The Winter/Spring Issue of The Write Place at the Write Time reminds us of the power of words in the Editor’s Note: they can comfort and create, and they can dismantle and harm. This issue achieves the former, providing readers with a place to chill out, unload, and just read. The editors go above and beyond as they create an issue filled with timely poetry, prose, interviews, and more.

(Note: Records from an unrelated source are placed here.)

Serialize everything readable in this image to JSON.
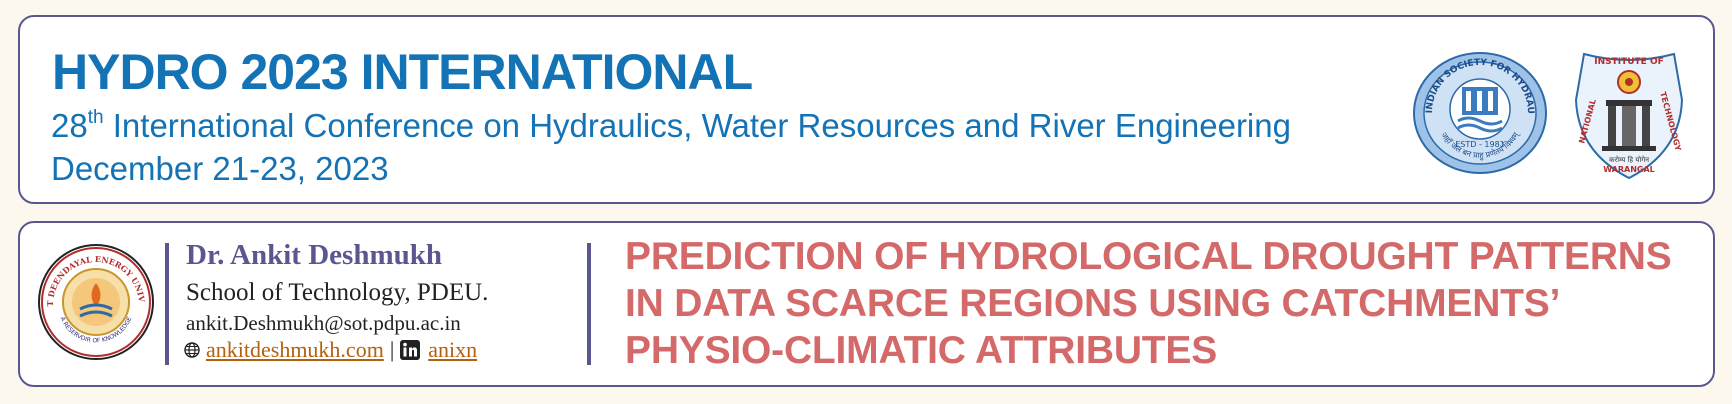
{
  "conference": {
    "title": "HYDRO 2023 INTERNATIONAL",
    "ordinal_number": "28",
    "ordinal_suffix": "th",
    "subtitle": "International Conference on Hydraulics, Water Resources and River Engineering",
    "dates": "December 21-23, 2023",
    "logos": {
      "ish_text": "THE INDIAN SOCIETY FOR HYDRAULICS",
      "ish_estd": "ESTD - 1981",
      "ish_motto": "जहाँ जल बन प्राहु प्रणेतयं विश्वम्",
      "nit_top": "INSTITUTE OF",
      "nit_left": "NATIONAL",
      "nit_right": "TECHNOLOGY",
      "nit_bottom": "WARANGAL",
      "nit_motto": "करोम्य हि योगेन"
    }
  },
  "presenter": {
    "name": "Dr. Ankit Deshmukh",
    "affiliation": "School of Technology, PDEU.",
    "email": "ankit.Deshmukh@sot.pdpu.ac.in",
    "website": "ankitdeshmukh.com",
    "linkedin": "anixn",
    "seal_text": "PANDIT DEENDAYAL ENERGY UNIVERSITY",
    "seal_motto": "A RESERVOIR OF KNOWLEDGE"
  },
  "talk": {
    "title_line1": "PREDICTION OF HYDROLOGICAL DROUGHT PATTERNS",
    "title_line2": "IN DATA SCARCE REGIONS USING CATCHMENTS’",
    "title_line3": "PHYSIO-CLIMATIC ATTRIBUTES"
  },
  "colors": {
    "background": "#fdf8ee",
    "border": "#5a5790",
    "conference_blue": "#1473b5",
    "talk_title": "#d4696a",
    "link": "#b4600c"
  },
  "icons": [
    "globe-icon",
    "linkedin-icon"
  ]
}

Starting in poetry, Mary K. O’Melveny gives us a piece to relate to in “Woodstock Christmas Eve 2016,” the speaker feeling weary from the news, which often seems more bad than good:
[ . . . ]
so grim I decide to
go back to my bed
to seek the comfort of
my very worst nightmares.
When keeping up with current events—especially now—sometimes we are left seeking balance between staying informed and staying hopeful about the world around us. O’Melveny does give us hope, though, found in the flash of red of a cardinal at the bird feeder. With hope we can keep going.

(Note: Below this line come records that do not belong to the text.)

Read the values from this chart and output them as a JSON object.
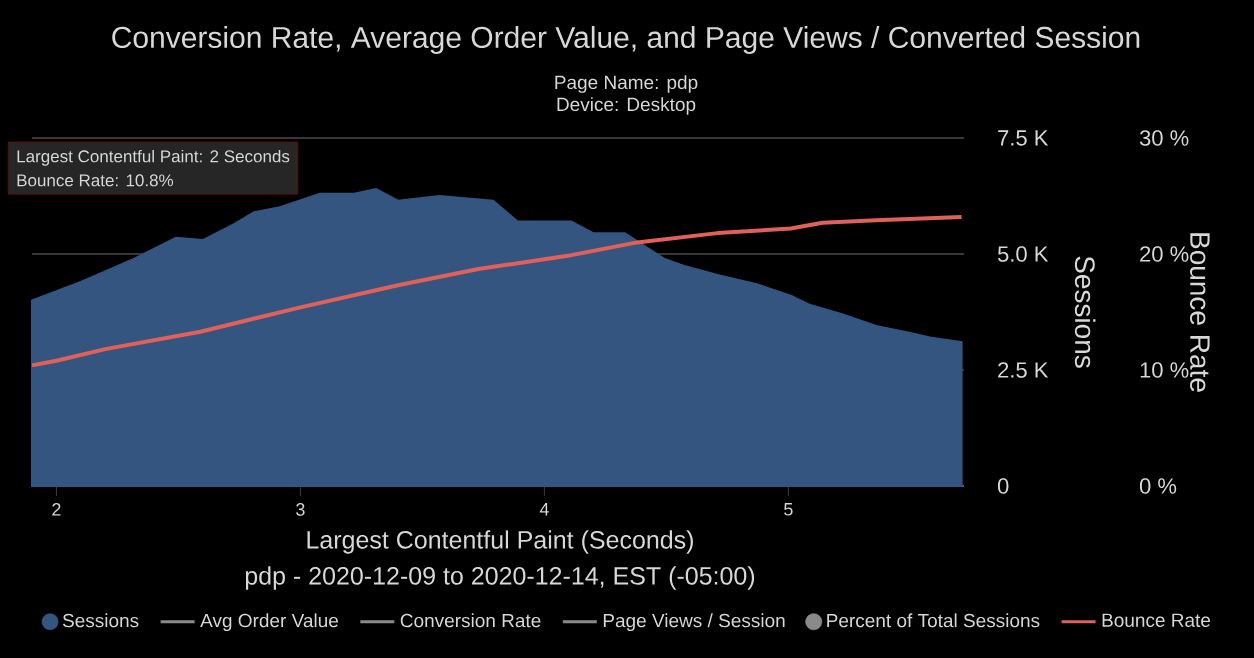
{
  "chart_data": {
    "type": "area",
    "title": "Conversion Rate, Average Order Value, and Page Views / Converted Session",
    "subtitle": "Page Name: pdp",
    "xlabel": "Largest Contentful Paint (Seconds)",
    "ylabel": "Sessions",
    "y2label": "Bounce Rate",
    "annotations": [
      "Largest Contentful Paint: 2 Seconds",
      "Bounce Rate: 10.8%",
      "Device: Desktop",
      "pdp - 2020-12-09 to 2020-12-14, EST (-05:00)"
    ],
    "xlim": [
      1.9,
      5.72
    ],
    "xticks": [
      2,
      3,
      4,
      5
    ],
    "ylim": [
      0,
      7500
    ],
    "yticks": [
      0,
      {
        "value": 2500,
        "label": "2.5 K"
      },
      {
        "value": 5000,
        "label": "5.0 K"
      },
      {
        "value": 7500,
        "label": "7.5 K"
      }
    ],
    "y2lim": [
      0,
      30
    ],
    "y2ticks": [
      {
        "value": 0,
        "label": "0 %"
      },
      {
        "value": 10,
        "label": "10 %"
      },
      {
        "value": 20,
        "label": "20 %"
      },
      {
        "value": 30,
        "label": "30 %"
      }
    ],
    "grid": "y",
    "legend": "bottom",
    "series": [
      {
        "name": "Sessions",
        "color": "#34557f",
        "x": [
          1.9,
          2.1,
          2.32,
          2.49,
          2.6,
          2.73,
          2.81,
          2.91,
          3.08,
          3.22,
          3.31,
          3.4,
          3.57,
          3.79,
          3.89,
          4.11,
          4.2,
          4.33,
          4.49,
          4.57,
          4.71,
          4.87,
          5.01,
          5.09,
          5.22,
          5.36,
          5.5,
          5.58,
          5.71
        ],
        "values": [
          4000,
          4400,
          4900,
          5350,
          5300,
          5650,
          5900,
          6000,
          6300,
          6300,
          6400,
          6150,
          6250,
          6150,
          5700,
          5700,
          5450,
          5450,
          4900,
          4750,
          4550,
          4350,
          4100,
          3900,
          3700,
          3450,
          3300,
          3200,
          3100
        ]
      },
      {
        "name": "Avg Order Value",
        "type": "line",
        "color": "#8a8a8a"
      },
      {
        "name": "Conversion Rate",
        "type": "line",
        "color": "#8a8a8a"
      },
      {
        "name": "Page Views / Session",
        "type": "line",
        "color": "#8a8a8a"
      },
      {
        "name": "Percent of Total Sessions",
        "type": "scatter",
        "color": "#8a8a8a"
      },
      {
        "name": "Bounce Rate",
        "type": "line",
        "axis": "y2",
        "color": "#e0605a",
        "x": [
          1.9,
          2.0,
          2.2,
          2.59,
          3.0,
          3.4,
          3.73,
          4.11,
          4.38,
          4.71,
          5.01,
          5.14,
          5.36,
          5.71
        ],
        "values": [
          10.4,
          10.8,
          11.8,
          13.3,
          15.4,
          17.3,
          18.7,
          19.9,
          21.0,
          21.8,
          22.2,
          22.7,
          22.9,
          23.2
        ]
      }
    ]
  }
}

Working as a recap and as a call to arms to continue fighting, “The Women’s March: January 21, 2017” by Rochelle Jewel Shapiro “stitch[es] / together a coalition of citizenry,” those of us who are disabled, who are not, who wear a hadjib, a sheitel, a pink-eared wool hat, and men as well, all coming together to be indivisible as we and Shapiro ask, “Who among us can settle for a walled heart?” We can’t, but we can fight back with our words and with others at our sides.

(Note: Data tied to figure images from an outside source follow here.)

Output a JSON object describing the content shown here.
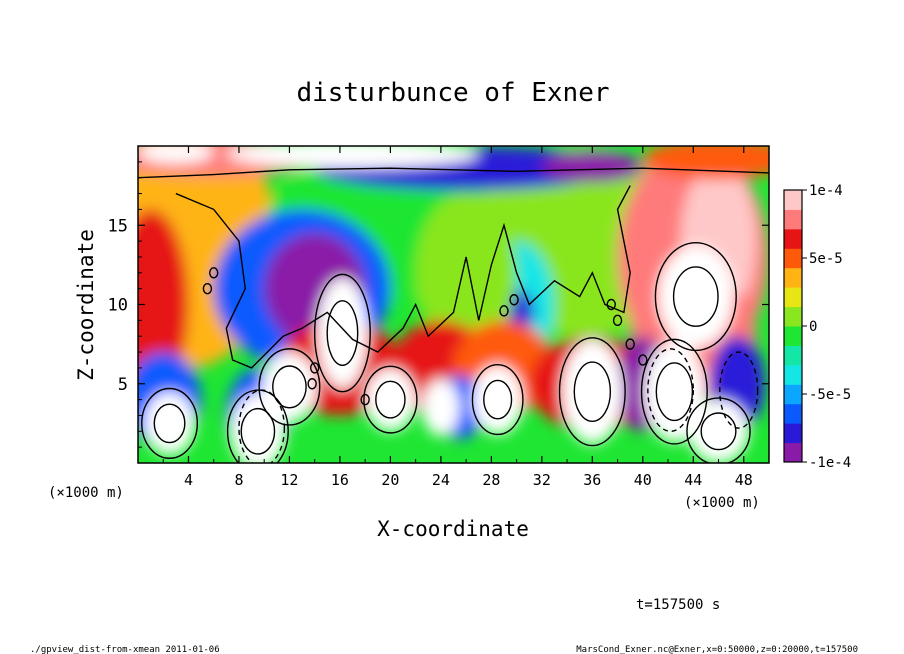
{
  "chart_data": {
    "type": "heatmap",
    "title": "disturbunce of Exner",
    "xlabel": "X-coordinate",
    "ylabel": "Z-coordinate",
    "x_unit": "(×1000 m)",
    "x_unit_right": "(×1000 m)",
    "x_ticks": [
      4,
      8,
      12,
      16,
      20,
      24,
      28,
      32,
      36,
      40,
      44,
      48
    ],
    "y_ticks": [
      5,
      10,
      15
    ],
    "xlim": [
      0,
      50
    ],
    "ylim": [
      0,
      20
    ],
    "colorbar": {
      "range": [
        -0.0001,
        0.0001
      ],
      "tick_labels": [
        "1e-4",
        "5e-5",
        "0",
        "-5e-5",
        "-1e-4"
      ],
      "tick_values": [
        0.0001,
        5e-05,
        0,
        -5e-05,
        -0.0001
      ],
      "colors": [
        "#8a1aa8",
        "#2a1ad8",
        "#0a5aff",
        "#0aa6ff",
        "#14e6e6",
        "#14e6a8",
        "#1ee632",
        "#8ae61e",
        "#e6e614",
        "#ffb414",
        "#ff5a0a",
        "#e61414",
        "#ff7a7a",
        "#ffc8c8"
      ]
    },
    "features": [
      {
        "kind": "high",
        "x": 44,
        "z": 12,
        "value": 0.00012
      },
      {
        "kind": "high",
        "x": 16.5,
        "z": 8,
        "value": 0.00011
      },
      {
        "kind": "low",
        "x": 13,
        "z": 11,
        "value": -0.0001
      },
      {
        "kind": "low",
        "x": 30,
        "z": 9.5,
        "value": -6e-05
      },
      {
        "kind": "high",
        "x": 0.5,
        "z": 10,
        "value": 6e-05
      },
      {
        "kind": "low",
        "x": 26,
        "z": 18.5,
        "value": -9e-05
      }
    ]
  },
  "footer": {
    "time": "t=157500 s",
    "script": "./gpview_dist-from-xmean  2011-01-06",
    "source": "MarsCond_Exner.nc@Exner,x=0:50000,z=0:20000,t=157500"
  }
}
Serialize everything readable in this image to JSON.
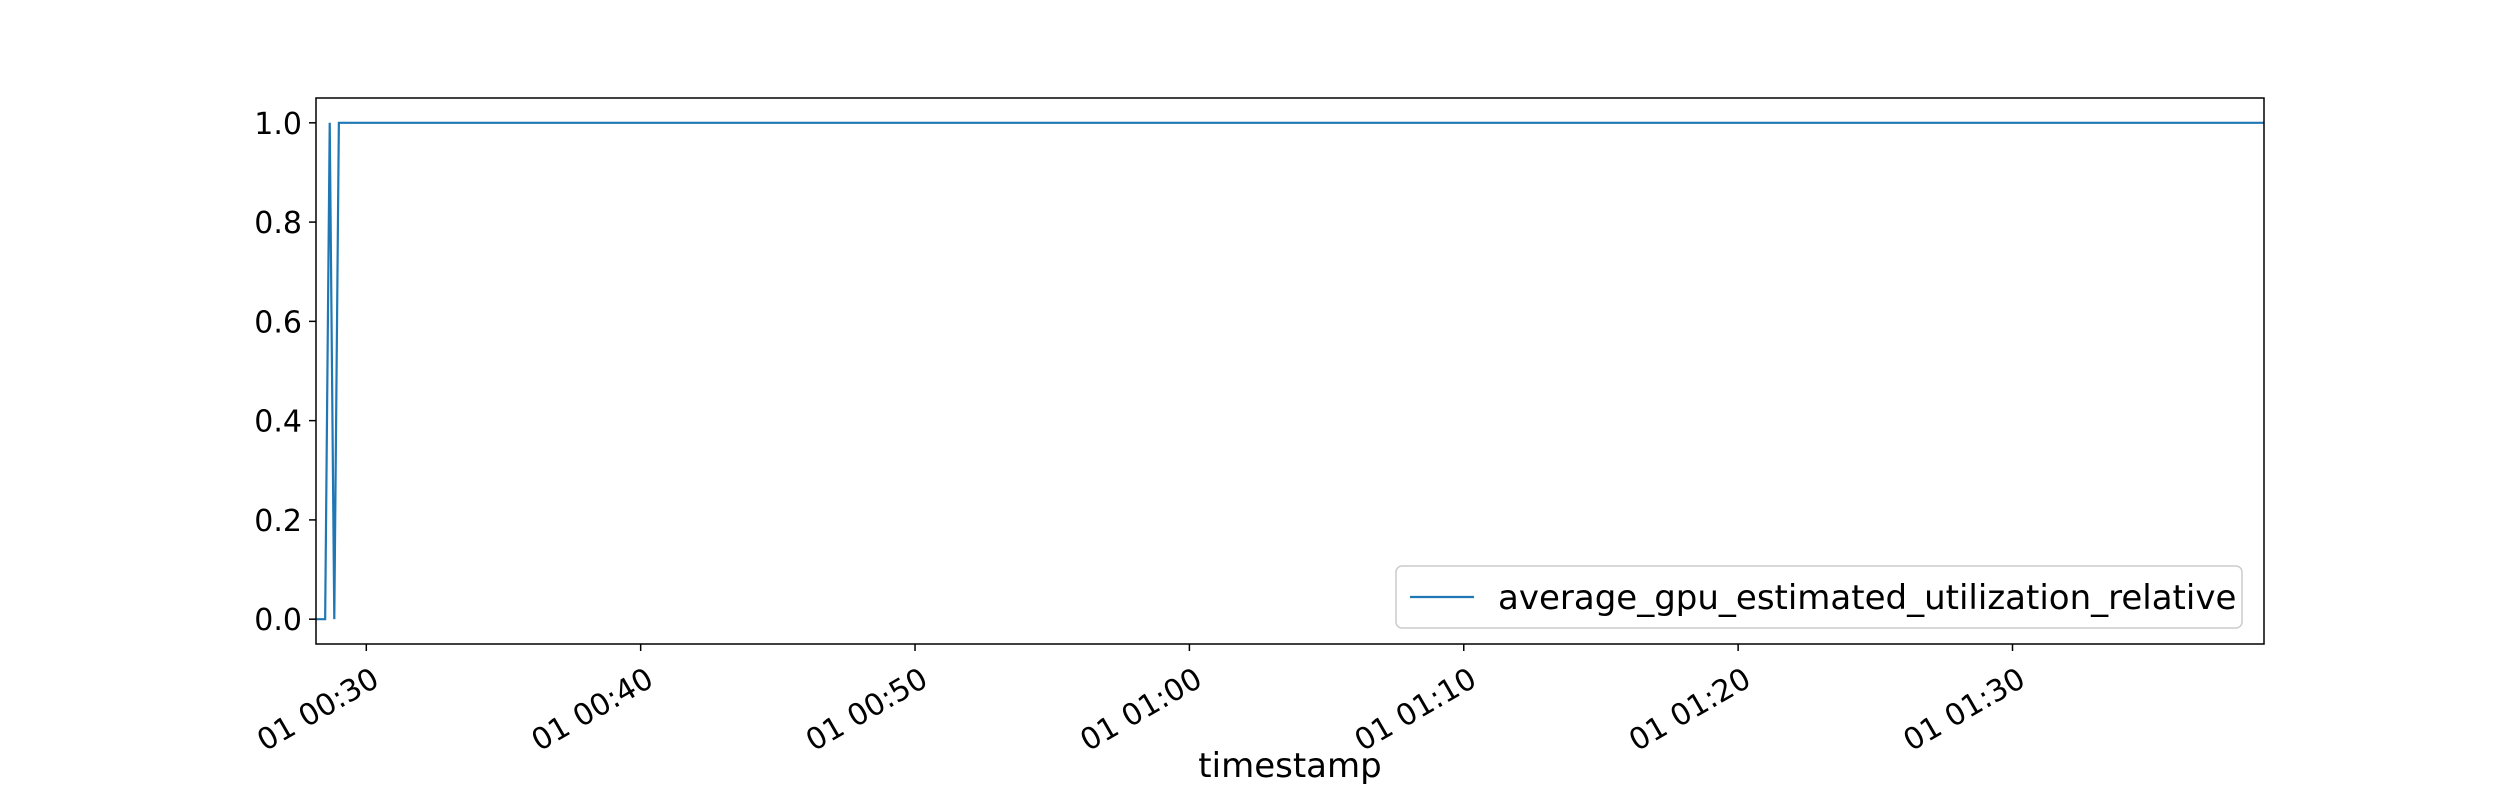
{
  "chart_data": {
    "type": "line",
    "title": "",
    "xlabel": "timestamp",
    "ylabel": "",
    "x_axis": {
      "kind": "time",
      "range": [
        "01 00:28:10",
        "01 01:39:10"
      ],
      "ticks": [
        {
          "value": "01 00:30:00",
          "label": "01 00:30"
        },
        {
          "value": "01 00:40:00",
          "label": "01 00:40"
        },
        {
          "value": "01 00:50:00",
          "label": "01 00:50"
        },
        {
          "value": "01 01:00:00",
          "label": "01 01:00"
        },
        {
          "value": "01 01:10:00",
          "label": "01 01:10"
        },
        {
          "value": "01 01:20:00",
          "label": "01 01:20"
        },
        {
          "value": "01 01:30:00",
          "label": "01 01:30"
        }
      ]
    },
    "y_axis": {
      "ylim": [
        -0.05,
        1.05
      ],
      "ticks": [
        {
          "value": 0.0,
          "label": "0.0"
        },
        {
          "value": 0.2,
          "label": "0.2"
        },
        {
          "value": 0.4,
          "label": "0.4"
        },
        {
          "value": 0.6,
          "label": "0.6"
        },
        {
          "value": 0.8,
          "label": "0.8"
        },
        {
          "value": 1.0,
          "label": "1.0"
        }
      ]
    },
    "grid": false,
    "legend": {
      "placement": "lower-right"
    },
    "series": [
      {
        "name": "average_gpu_estimated_utilization_relative",
        "color": "#1f77b4",
        "points": [
          {
            "x": "01 00:28:10",
            "y": 0.0
          },
          {
            "x": "01 00:28:30",
            "y": 0.0
          },
          {
            "x": "01 00:28:40",
            "y": 1.0
          },
          {
            "x": "01 00:28:50",
            "y": 0.0
          },
          {
            "x": "01 00:29:00",
            "y": 1.0
          },
          {
            "x": "01 01:39:10",
            "y": 1.0
          }
        ]
      }
    ]
  }
}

In fiction, Joshua Shapiro’s “Shells” gives us the perfect amount of words. As the main character searches for conch shells for Elf, his daughter, we are given just hints and glimpses of a feeling of unrest, which he finally, briefly reveals later in the piece. For the majority of the story, though, we don’t know what’s going on—sickness, death, a custody battle—but we don’t have to, just like the woman who meets him and helps him search for seashells doesn’t have to know. She wants to help regardless and it’s what she doesn’t say that ends up helping the man: “Then she does a sympathetic thing, exactly what he needs at the very moment he needs it. She leaves.”
While the fiction and poetry are enjoyable, the nonfiction “Our Stories” section really won my heart this issue. In “Unclaimed” Toti O’Brien reels readers in with the very first line: “When the ambulance picked up my son at the skate park I did not hear the sirens, of course. I was miles away.” What follows is the almost panic-inducing story of O’Brien’s son experiencing extreme pain that O’Brien desperately wishes she can take away. As readers, we feel as helpless as she does while she tries to learn what’s going on and how to fix it. It’s her own pain that ends up grounding her later, a strong ending to bookend the piece’s strong beginning as it leaves readers with something to think about.
Lois Greene Stone takes us back in time to the “Happy Days generation” in “Sorority.” Frustrated with exclusion and discrimination after rush week in college, Greene Stone creates a “non-sectarian, interracial unit” in the dorms and reaches out to others in an attempt to make inclusion in sisterhood—despite race or religion—a normal thing. Eleanor Roosevelt is one of the people she contacts, and she actually visits: “There were no bodyguards when she got off the train, and she ate in our dorm’s dining room, accepted an honorary pin, and I so expected society would suddenly change.” Of course it doesn’t; a Women’s March in 2017 shows change is a slow process, but Greene Stone shares her perspective, comparing society to the change in postage stamps from a bitter taste to easy stickers:
We all make a difference and don’t need a bitter taste of life left in our mouths to try and make something stick; with a direct, simple yet solid effort, the newly affixed stamp of belief or support can stay in place, delivering us into new territory.
Just like Rochelle Jewel Shapiro’s poem, Greene Stone reminds us to keep applying effort as we bring about change.
If readers are still hungry for words after reading the poetry and prose this issue, there’s an interview section and the “Writer’s Craft Box” section with a fun challenge for writers and thoughts on writing and reading. Again, in this section, the editors reiterate: “Writing is art and art is supposed to be fun, relaxing, healing and nurturing.” So is reading, which this Winter/Spring 2017 issue of The Write Place at the Write Time reminds us. Words have the power to build or break, and in this issue, they successfully and powerfully reenergize and mend.